Decía el filósofo José Ortega y Gasset (En tiempos de la sociedad de masas, 1930) que “el hombre selecto no es el petulante que se cree superior a los demás, sino el que se exige más que los demás, aunque no logre cumplir en su persona esas exigencias superiores.” Aplicado al ciudadano del siglo XXI, hiperconectado pero influenciable, la autoexigencia es la medida de nuestra madurez. Ser selecto en los tiempos que corren significa ser capaz de huir de los territorios comunes que buena parte de las redes sociales nos ponen en bandeja y buscar, por qué no, un espacio íntimo de reflexión en el que necesariamente estaremos solos ante nuestras dudas y nuestras contradicciones. Puede parecer aburrido pero pienso que es un ejercicio sanador. Significa también ser exquisito en las formas de debatir y respetuoso con las opiniones de los otros. Significa, en fin, adquirir consciencia de nuestra responsabilidad individual en la protección del bien común.

Cuando repaso la evolución de los acontecimientos en mi tierra en estas dos últimas semanas puedo dar testimonio del notable grado de inconsciencia que he observado en nuestro comportamiento diario, en el cual me incluyo. Europa es ya, según la OMS, el epicentro de la pandemia, pero los españoles contábamos con un par de semanas de ventaja (es decir, de visión retrospectiva) respecto a la castigada Italia, el primer campo de aterrizaje del COVID-19 en tierras europeas. En los cuatro días que han transcurrido desde que empecé a hilvanar estas reflexiones, he sido testigo de la desidia con que se han seguido en la calle las primeras consignas de prudencia y autocontención en nuestras interacciones sociales.
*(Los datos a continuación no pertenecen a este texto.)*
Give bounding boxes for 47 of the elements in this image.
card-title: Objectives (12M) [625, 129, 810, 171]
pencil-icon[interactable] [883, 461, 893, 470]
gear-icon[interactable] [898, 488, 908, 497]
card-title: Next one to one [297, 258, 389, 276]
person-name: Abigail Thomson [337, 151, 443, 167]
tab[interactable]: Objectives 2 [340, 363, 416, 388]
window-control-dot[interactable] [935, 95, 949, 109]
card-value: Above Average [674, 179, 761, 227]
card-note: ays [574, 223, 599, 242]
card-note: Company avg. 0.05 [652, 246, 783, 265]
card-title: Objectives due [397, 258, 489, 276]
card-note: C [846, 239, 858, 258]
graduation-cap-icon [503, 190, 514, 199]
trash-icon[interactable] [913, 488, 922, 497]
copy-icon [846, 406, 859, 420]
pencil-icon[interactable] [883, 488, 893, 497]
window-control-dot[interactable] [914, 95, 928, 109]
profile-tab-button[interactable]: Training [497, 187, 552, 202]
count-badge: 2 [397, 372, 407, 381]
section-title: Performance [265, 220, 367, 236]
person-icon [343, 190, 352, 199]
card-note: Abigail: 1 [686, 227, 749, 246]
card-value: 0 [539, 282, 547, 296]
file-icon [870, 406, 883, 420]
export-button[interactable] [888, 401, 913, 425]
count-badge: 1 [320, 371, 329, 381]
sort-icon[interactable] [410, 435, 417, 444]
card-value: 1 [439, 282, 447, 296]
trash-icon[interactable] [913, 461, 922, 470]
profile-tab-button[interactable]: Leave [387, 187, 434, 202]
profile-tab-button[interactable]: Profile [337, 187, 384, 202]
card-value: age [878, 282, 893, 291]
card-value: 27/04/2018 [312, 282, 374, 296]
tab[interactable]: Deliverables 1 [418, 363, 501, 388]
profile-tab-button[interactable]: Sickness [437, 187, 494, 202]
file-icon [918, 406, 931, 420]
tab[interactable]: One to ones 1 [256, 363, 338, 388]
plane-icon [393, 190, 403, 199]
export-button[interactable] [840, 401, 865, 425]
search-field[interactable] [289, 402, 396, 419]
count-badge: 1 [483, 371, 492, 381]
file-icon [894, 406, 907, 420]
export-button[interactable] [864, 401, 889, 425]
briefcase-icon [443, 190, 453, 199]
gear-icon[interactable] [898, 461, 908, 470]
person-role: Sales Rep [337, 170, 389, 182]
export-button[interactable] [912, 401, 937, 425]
No me estoy refiriendo a los cientos de memes, chistes y ocurrencias que fluyen torrencialmente por las redes sociales y que hasta podrían servir, de forma inconsciente, para exorcizar colectivamente parte de los miedos y de la ansiedad provocada por este momento casi irreal. Me refiero a comportamientos a todas luces irresponsables de personas que ninguneaban los riesgos potenciales de los que éramos periódicamente advertidos. La declaración del sábado 14 de marzo del estado de alarma en todo el país para, inicialmente, los próximos quince días, fue un salto cualitativo inevitable desde la recomendación a la coerción.

Sin embargo, en apenas un día todo ha cambiado. Con el peso del coronavirus tensionando las estadísticas y un sentimiento colectivo asumido de que lo peor está por llegar, las calles se han vaciado en un fin de semana extrañamente silencioso, preparatorio de una larga travesía por nuestras emociones durante la cual habrá tiempo, cómo no, para seguir socializando en la distancia, pero también para profundizar en las complicidades con los más próximos y, sobre todo, con uno mismo. Nuestros hogares, farmacias, hospitales y puntos de abastecimiento de bienes esenciales se han convertido en las únicas ciudadelas aceptables, desvirtuando el sentido de todas las demás. Es ahí, con el concurso de todos ellos, donde se libra el combate contra un enemigo que, en una sociedad tan envejecida como la mía, amenaza particularmente a nuestros mayores, el flanco más débil. Gestos espontáneos de empatía con todos los profesionales que luchan en primera línea de fuego se están reproduciendo al anochecer en miles de balcones y ventanas de nuestras ciudades, a los que nos asomamos para, por unos minutos, doblegar al silencio con nuestros aplausos. Aún tengo enrojecidas las palmas de mis manos cuando rubrico el final de estas reflexiones.